XAWERY DUNIKOWSKI

On 22 September 1947 in Kraków, a member of the Kraków District Commission for the Investigation of German Crimes in Poland, Municipal Judge Dr. Henryk Gawacki, upon written request of the first prosecutor of the Supreme National Tribunal, this dated 25 April 1947 (file no. NTN 719/47), in accordance with the provisions of and procedure provided for under the Decree of 10 November 1945 (Journal of Laws of the Republic of Poland No. 51, item 293), in connection with Art. 254, 107, 115 of the Code of Criminal Procedure, interviewed the former Auschwitz concentration camp prisoner specified below as a witness, who testified as follows:


Name and surname Xawery Dunikowski
Age 73
Religious affiliation Roman Catholic
Citizenship and nationality Polish
Occupation sculptor and professor at the Academy of Fine Arts
Place of residence Kraków, [...]
Testifies freely.

I was detained in the Auschwitz camp with the first prisoner transport on 22 June 1940 and stayed there until the liberation of the camp by the Soviet army. I was a political prisoner with number 774.
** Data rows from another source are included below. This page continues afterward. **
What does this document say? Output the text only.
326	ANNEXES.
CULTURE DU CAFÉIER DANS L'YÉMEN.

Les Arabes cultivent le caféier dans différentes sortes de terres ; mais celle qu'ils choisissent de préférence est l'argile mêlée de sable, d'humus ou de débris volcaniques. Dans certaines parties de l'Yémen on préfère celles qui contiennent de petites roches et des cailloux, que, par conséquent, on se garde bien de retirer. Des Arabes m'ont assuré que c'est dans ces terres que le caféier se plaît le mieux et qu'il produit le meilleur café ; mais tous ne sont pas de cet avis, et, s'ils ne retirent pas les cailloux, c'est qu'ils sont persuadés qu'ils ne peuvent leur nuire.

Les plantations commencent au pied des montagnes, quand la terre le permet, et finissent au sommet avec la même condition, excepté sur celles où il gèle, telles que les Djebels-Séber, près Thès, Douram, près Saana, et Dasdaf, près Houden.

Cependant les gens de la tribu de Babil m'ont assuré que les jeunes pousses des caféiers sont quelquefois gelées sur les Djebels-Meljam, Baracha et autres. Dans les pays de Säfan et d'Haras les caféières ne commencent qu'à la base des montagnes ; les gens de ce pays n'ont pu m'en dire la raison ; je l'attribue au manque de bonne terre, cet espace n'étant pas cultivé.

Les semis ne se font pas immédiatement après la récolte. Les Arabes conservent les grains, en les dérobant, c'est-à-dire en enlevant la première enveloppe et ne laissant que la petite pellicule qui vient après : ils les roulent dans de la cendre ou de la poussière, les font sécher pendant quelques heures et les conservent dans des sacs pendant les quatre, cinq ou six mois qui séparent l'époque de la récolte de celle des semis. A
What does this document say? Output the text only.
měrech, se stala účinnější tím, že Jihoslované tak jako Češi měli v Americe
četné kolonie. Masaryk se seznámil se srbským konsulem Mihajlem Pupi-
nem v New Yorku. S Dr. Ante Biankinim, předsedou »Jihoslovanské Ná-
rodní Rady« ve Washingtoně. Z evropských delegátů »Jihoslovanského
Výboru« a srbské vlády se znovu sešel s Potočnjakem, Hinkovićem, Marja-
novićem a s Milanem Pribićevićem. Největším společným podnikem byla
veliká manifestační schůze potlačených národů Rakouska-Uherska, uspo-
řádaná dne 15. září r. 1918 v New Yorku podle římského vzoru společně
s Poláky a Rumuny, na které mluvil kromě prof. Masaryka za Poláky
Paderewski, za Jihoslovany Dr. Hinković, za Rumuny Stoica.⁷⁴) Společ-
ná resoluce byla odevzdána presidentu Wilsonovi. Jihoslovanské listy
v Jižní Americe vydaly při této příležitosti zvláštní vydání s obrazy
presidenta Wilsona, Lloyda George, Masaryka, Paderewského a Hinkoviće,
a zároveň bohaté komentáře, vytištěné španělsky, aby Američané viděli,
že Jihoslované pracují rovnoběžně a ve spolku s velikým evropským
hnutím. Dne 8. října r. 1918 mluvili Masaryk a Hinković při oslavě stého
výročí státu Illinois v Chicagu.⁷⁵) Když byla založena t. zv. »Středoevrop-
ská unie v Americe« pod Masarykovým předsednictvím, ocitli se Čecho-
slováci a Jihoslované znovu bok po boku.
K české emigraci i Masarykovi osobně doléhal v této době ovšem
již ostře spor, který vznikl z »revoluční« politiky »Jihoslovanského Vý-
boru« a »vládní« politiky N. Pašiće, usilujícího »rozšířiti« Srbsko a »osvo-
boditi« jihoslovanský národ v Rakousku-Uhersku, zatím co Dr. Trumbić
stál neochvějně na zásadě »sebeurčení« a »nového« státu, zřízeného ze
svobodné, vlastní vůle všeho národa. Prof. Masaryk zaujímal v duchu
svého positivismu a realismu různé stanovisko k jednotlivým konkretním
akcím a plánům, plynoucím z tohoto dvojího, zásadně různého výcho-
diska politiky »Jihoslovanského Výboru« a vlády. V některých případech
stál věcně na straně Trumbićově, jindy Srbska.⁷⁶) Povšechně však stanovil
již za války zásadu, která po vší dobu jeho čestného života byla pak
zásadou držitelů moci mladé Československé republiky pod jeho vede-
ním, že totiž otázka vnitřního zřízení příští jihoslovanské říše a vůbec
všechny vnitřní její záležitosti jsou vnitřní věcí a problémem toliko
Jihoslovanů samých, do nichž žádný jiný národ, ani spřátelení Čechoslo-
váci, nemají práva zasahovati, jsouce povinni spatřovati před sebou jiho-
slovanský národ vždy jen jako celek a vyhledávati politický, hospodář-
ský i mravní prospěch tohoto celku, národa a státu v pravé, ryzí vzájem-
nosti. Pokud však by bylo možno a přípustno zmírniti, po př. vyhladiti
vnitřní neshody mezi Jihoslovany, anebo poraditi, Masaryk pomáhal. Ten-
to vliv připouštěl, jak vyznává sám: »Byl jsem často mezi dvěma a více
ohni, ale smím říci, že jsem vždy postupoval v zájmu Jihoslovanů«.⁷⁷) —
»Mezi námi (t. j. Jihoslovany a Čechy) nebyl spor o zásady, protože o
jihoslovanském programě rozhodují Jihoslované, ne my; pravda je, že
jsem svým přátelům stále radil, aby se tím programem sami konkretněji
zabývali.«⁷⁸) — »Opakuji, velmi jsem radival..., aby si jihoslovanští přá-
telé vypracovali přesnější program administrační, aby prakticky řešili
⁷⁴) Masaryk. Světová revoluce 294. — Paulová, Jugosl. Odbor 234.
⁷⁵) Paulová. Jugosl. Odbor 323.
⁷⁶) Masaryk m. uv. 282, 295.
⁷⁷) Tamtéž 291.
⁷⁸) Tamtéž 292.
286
During my stay at the camp, I was incarcerated in the bunker in block 11 – I do not know on whose orders and for what reason, because I was not interrogated. I was released after about eight weeks. Since all prisoners detained in the bunker were released on the same day at the time when Liebehenschel was the camp commandant – having recently succeeded Höß – the talk around the camp was that Liebehenschel was the one who ordered that prisoners be released from the bunker. Alfred Wóycicki, current literary editor at Teatr Krakowski [Juliusz Słowacki Theatre in Kraków], was among them, released after a three-day detention. In the bunker, I shared a cell with Colonel Stamirowski, Szumski – a lawyer from Warszawa, and others, whose names I no longer remember.

I was detained in the bunker at some point in the autumn of 1943. I remember well that after about four weeks more SS officers came. I do not know who they were. They opened some cells, called out the prisoners and took them into the corridor. Several hours later, all of those prisoners were shot in the courtyard of block 11. I base this statement on the fact that the windows of my cell were near the “death wall” and I recognized the prisoners’ voices. The majority of the executed were military men. They were eliminated on a charge of organizing some conspiracy.

Lienehenschel was not present when I was being released from the bunker, so I did not meet him in person. I was told that I was going to be released by some SS man I did not know.

At that the report was concluded, read out, and signed.